SDSS-IV MaNGA: the "G-dwarf problem" revisited

TL;DR

This study revisits the G-dwarf problem using SDSS-IV MaNGA data, revealing that high-mass spiral galaxies exhibit a similar low-metallicity star deficit as the Milky Way, while low-mass spirals do not, indicating different evolutionary histories.

Contribution

It extends the G-dwarf problem analysis to a large sample of spiral galaxies, showing mass-dependent differences in metallicity distributions and gas accretion histories.

Findings

High-mass spirals show a G-dwarf problem similar to the Milky Way.

Low-mass spirals lack a G-dwarf problem, consistent with closed-box evolution.

Galaxy mass influences star formation timescales and metallicity distribution.

Abstract

The levels of heavy elements in stars are the product of enhancement by previous stellar generations, and the distribution of this metallicity among the population contains clues to the process by which a galaxy formed. Most famously, the "G-dwarf problem" highlighted the small number of low-metallicity G-dwarf stars in the Milky Way, which is inconsistent with the simplest picture of a galaxy formed from a "closed box" of gas. It can be resolved by treating the Galaxy as an open system that accretes gas throughout its life. This observation has classically only been made in the Milky Way, but the availability of high-quality spectral data from SDSS-IV MaNGA and the development of new analysis techniques mean that we can now make equivalent measurements for a large sample of spiral galaxies.
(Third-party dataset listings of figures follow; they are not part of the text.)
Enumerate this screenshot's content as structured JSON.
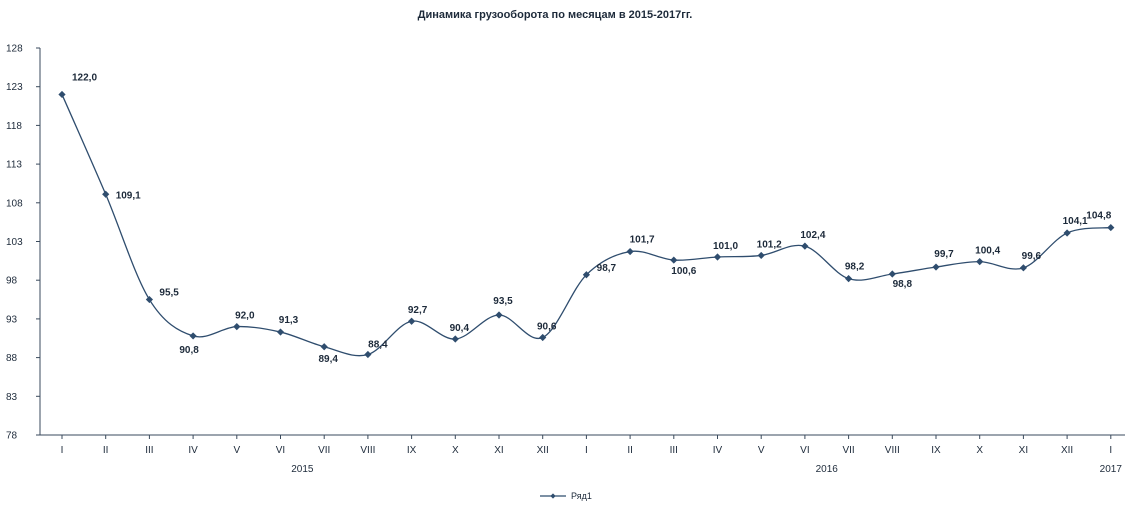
{
  "chart_data": {
    "type": "line",
    "title": "Динамика грузооборота по месяцам в 2015-2017гг.",
    "xlabel": "",
    "ylabel": "",
    "ylim": [
      78,
      128
    ],
    "yticks": [
      "78",
      "83",
      "88",
      "93",
      "98",
      "103",
      "108",
      "113",
      "118",
      "123",
      "128"
    ],
    "categories": [
      "I",
      "II",
      "III",
      "IV",
      "V",
      "VI",
      "VII",
      "VIII",
      "IX",
      "X",
      "XI",
      "XII",
      "I",
      "II",
      "III",
      "IV",
      "V",
      "VI",
      "VII",
      "VIII",
      "IX",
      "X",
      "XI",
      "XII",
      "I"
    ],
    "year_groups": [
      {
        "label": "2015",
        "start": 0,
        "end": 11
      },
      {
        "label": "2016",
        "start": 12,
        "end": 23
      },
      {
        "label": "2017",
        "start": 24,
        "end": 24
      }
    ],
    "series": [
      {
        "name": "Ряд1",
        "values": [
          122.0,
          109.1,
          95.5,
          90.8,
          92.0,
          91.3,
          89.4,
          88.4,
          92.7,
          90.4,
          93.5,
          90.6,
          98.7,
          101.7,
          100.6,
          101.0,
          101.2,
          102.4,
          98.2,
          98.8,
          99.7,
          100.4,
          99.6,
          104.1,
          104.8
        ],
        "labels": [
          "122,0",
          "109,1",
          "95,5",
          "90,8",
          "92,0",
          "91,3",
          "89,4",
          "88,4",
          "92,7",
          "90,4",
          "93,5",
          "90,6",
          "98,7",
          "101,7",
          "100,6",
          "101,0",
          "101,2",
          "102,4",
          "98,2",
          "98,8",
          "99,7",
          "100,4",
          "99,6",
          "104,1",
          "104,8"
        ]
      }
    ],
    "grid": false,
    "legend": "bottom",
    "colors": {
      "series": "#2f4d6e",
      "axis": "#3a4a5c",
      "text": "#1d2a3a"
    }
  }
}
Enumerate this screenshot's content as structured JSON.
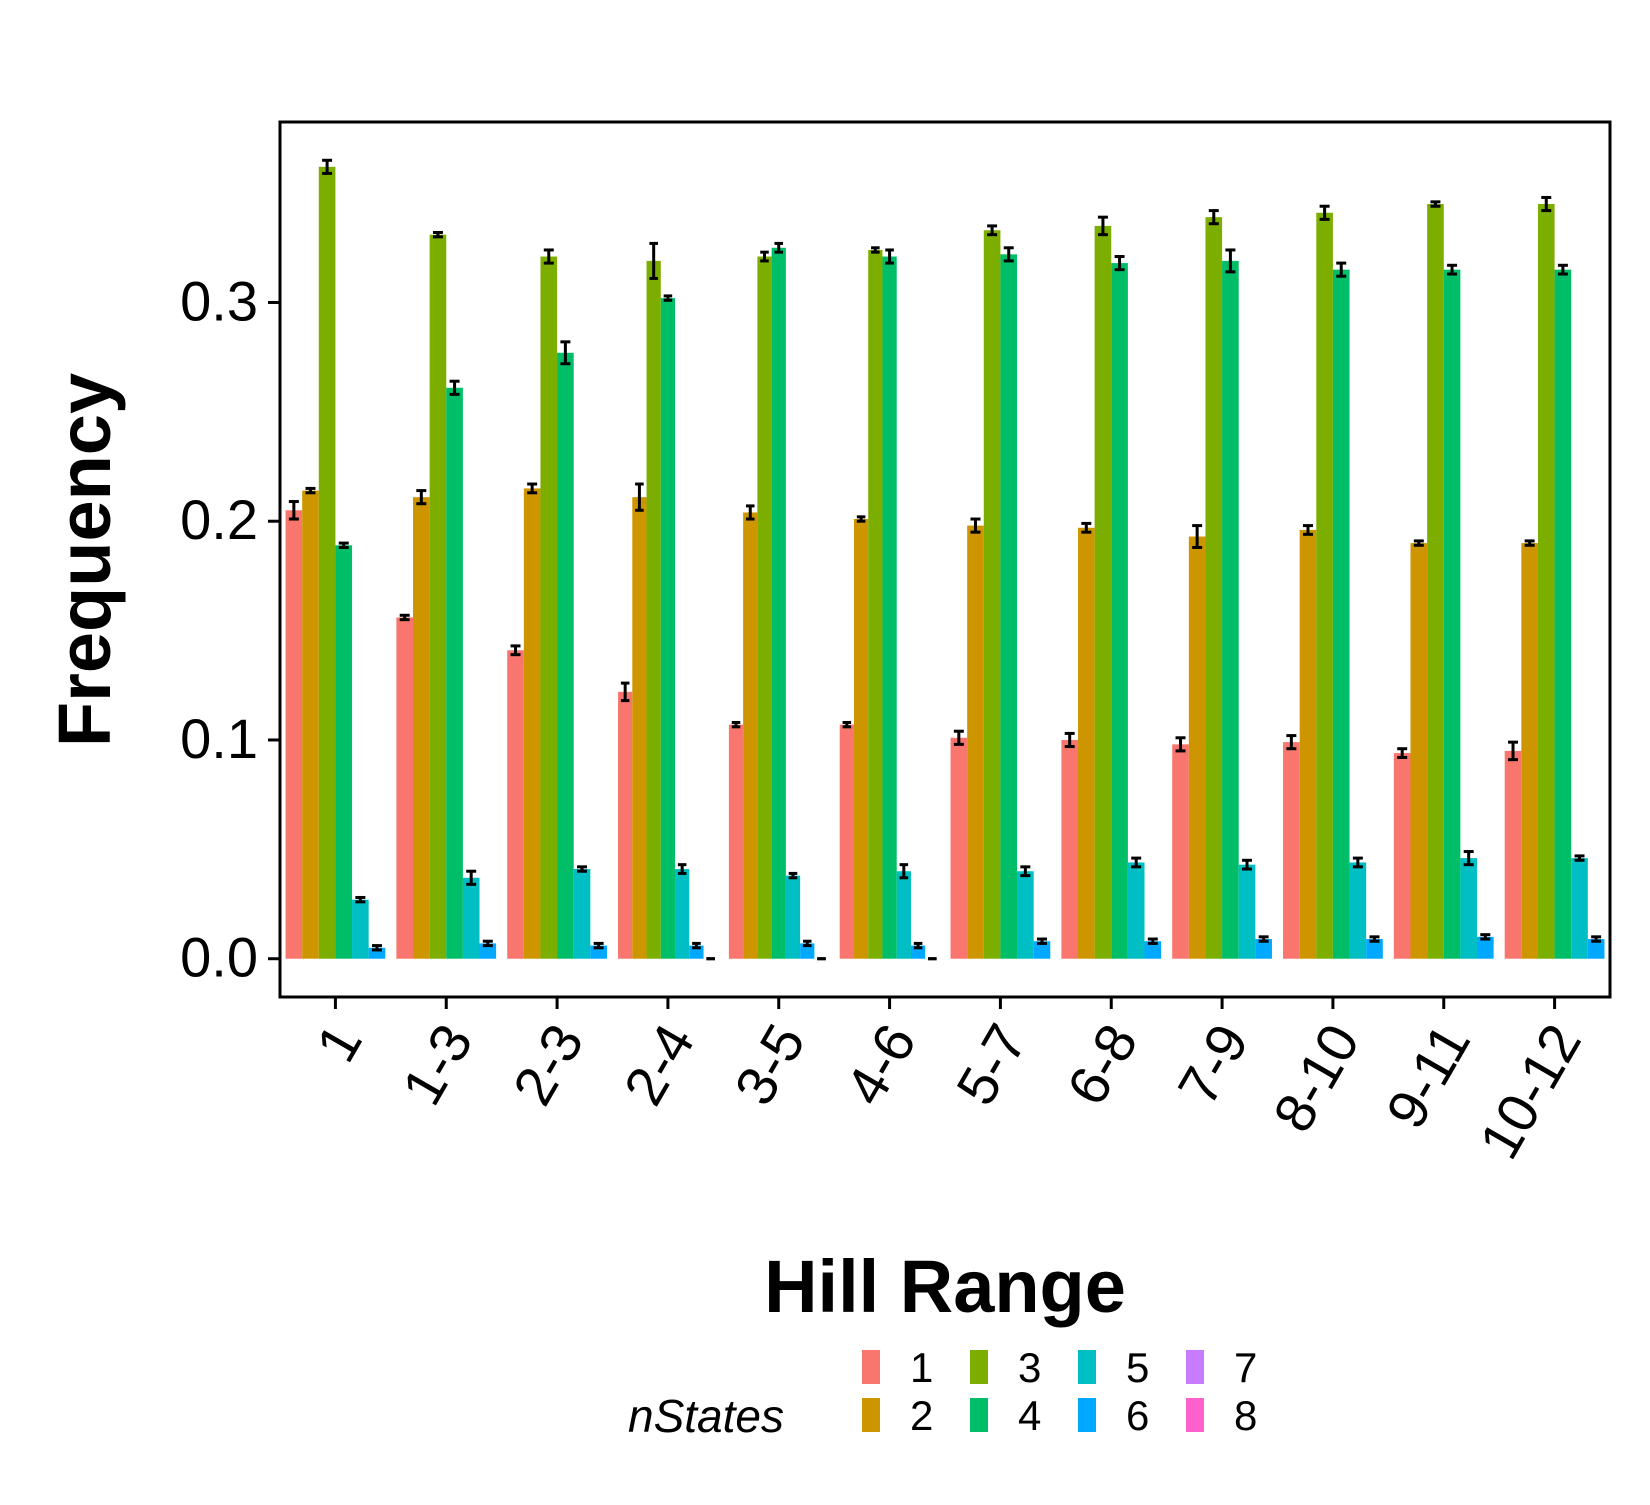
{
  "chart_data": {
    "type": "bar",
    "title": "",
    "xlabel": "Hill Range",
    "ylabel": "Frequency",
    "ylim": [
      -0.0175,
      0.3825
    ],
    "yticks": [
      "0.0",
      "0.1",
      "0.2",
      "0.3"
    ],
    "ytick_values": [
      0.0,
      0.1,
      0.2,
      0.3
    ],
    "grid": false,
    "legend_position": "bottom",
    "legend_title": "nStates",
    "categories": [
      "1",
      "1-3",
      "2-3",
      "2-4",
      "3-5",
      "4-6",
      "5-7",
      "6-8",
      "7-9",
      "8-10",
      "9-11",
      "10-12"
    ],
    "series": [
      {
        "name": "1",
        "color": "#F8766D",
        "values": [
          0.205,
          0.156,
          0.141,
          0.122,
          0.107,
          0.107,
          0.101,
          0.1,
          0.098,
          0.099,
          0.094,
          0.095
        ],
        "errors": [
          0.004,
          0.001,
          0.002,
          0.004,
          0.001,
          0.001,
          0.003,
          0.003,
          0.003,
          0.003,
          0.002,
          0.004
        ]
      },
      {
        "name": "2",
        "color": "#CD9600",
        "values": [
          0.214,
          0.211,
          0.215,
          0.211,
          0.204,
          0.201,
          0.198,
          0.197,
          0.193,
          0.196,
          0.19,
          0.19
        ],
        "errors": [
          0.001,
          0.003,
          0.002,
          0.006,
          0.003,
          0.001,
          0.003,
          0.002,
          0.005,
          0.002,
          0.001,
          0.001
        ]
      },
      {
        "name": "3",
        "color": "#7CAE00",
        "values": [
          0.362,
          0.331,
          0.321,
          0.319,
          0.321,
          0.324,
          0.333,
          0.335,
          0.339,
          0.341,
          0.345,
          0.345
        ],
        "errors": [
          0.003,
          0.001,
          0.003,
          0.008,
          0.002,
          0.001,
          0.002,
          0.004,
          0.003,
          0.003,
          0.001,
          0.003
        ]
      },
      {
        "name": "4",
        "color": "#00BE67",
        "values": [
          0.189,
          0.261,
          0.277,
          0.302,
          0.325,
          0.321,
          0.322,
          0.318,
          0.319,
          0.315,
          0.315,
          0.315
        ],
        "errors": [
          0.001,
          0.003,
          0.005,
          0.001,
          0.002,
          0.003,
          0.003,
          0.003,
          0.005,
          0.003,
          0.002,
          0.002
        ]
      },
      {
        "name": "5",
        "color": "#00BFC4",
        "values": [
          0.027,
          0.037,
          0.041,
          0.041,
          0.038,
          0.04,
          0.04,
          0.044,
          0.043,
          0.044,
          0.046,
          0.046
        ],
        "errors": [
          0.001,
          0.003,
          0.001,
          0.002,
          0.001,
          0.003,
          0.002,
          0.002,
          0.002,
          0.002,
          0.003,
          0.001
        ]
      },
      {
        "name": "6",
        "color": "#00A9FF",
        "values": [
          0.005,
          0.007,
          0.006,
          0.006,
          0.007,
          0.006,
          0.008,
          0.008,
          0.009,
          0.009,
          0.01,
          0.009
        ],
        "errors": [
          0.001,
          0.001,
          0.001,
          0.001,
          0.001,
          0.001,
          0.001,
          0.001,
          0.001,
          0.001,
          0.001,
          0.001
        ]
      },
      {
        "name": "7",
        "color": "#C77CFF",
        "values": [
          null,
          null,
          null,
          0.0,
          0.0,
          0.0,
          null,
          null,
          null,
          null,
          null,
          null
        ],
        "errors": [
          null,
          null,
          null,
          0.0,
          0.0,
          0.0,
          null,
          null,
          null,
          null,
          null,
          null
        ]
      },
      {
        "name": "8",
        "color": "#FF61CC",
        "values": [
          null,
          null,
          null,
          null,
          null,
          null,
          null,
          null,
          null,
          null,
          null,
          null
        ],
        "errors": [
          null,
          null,
          null,
          null,
          null,
          null,
          null,
          null,
          null,
          null,
          null,
          null
        ]
      }
    ]
  }
}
Our analysis shows that high-mass spirals generically show a similar deficit of low-metallicity stars, implying that the Milky Way's history of gas accretion is common. By contrast, low-mass spirals show little sign of a G-dwarf problem, presenting the metallicity distribution that would be expected if such systems evolved as pretty much closed boxes. This distinction can be understood from the differing timescales for star formation in galaxies of differing masses.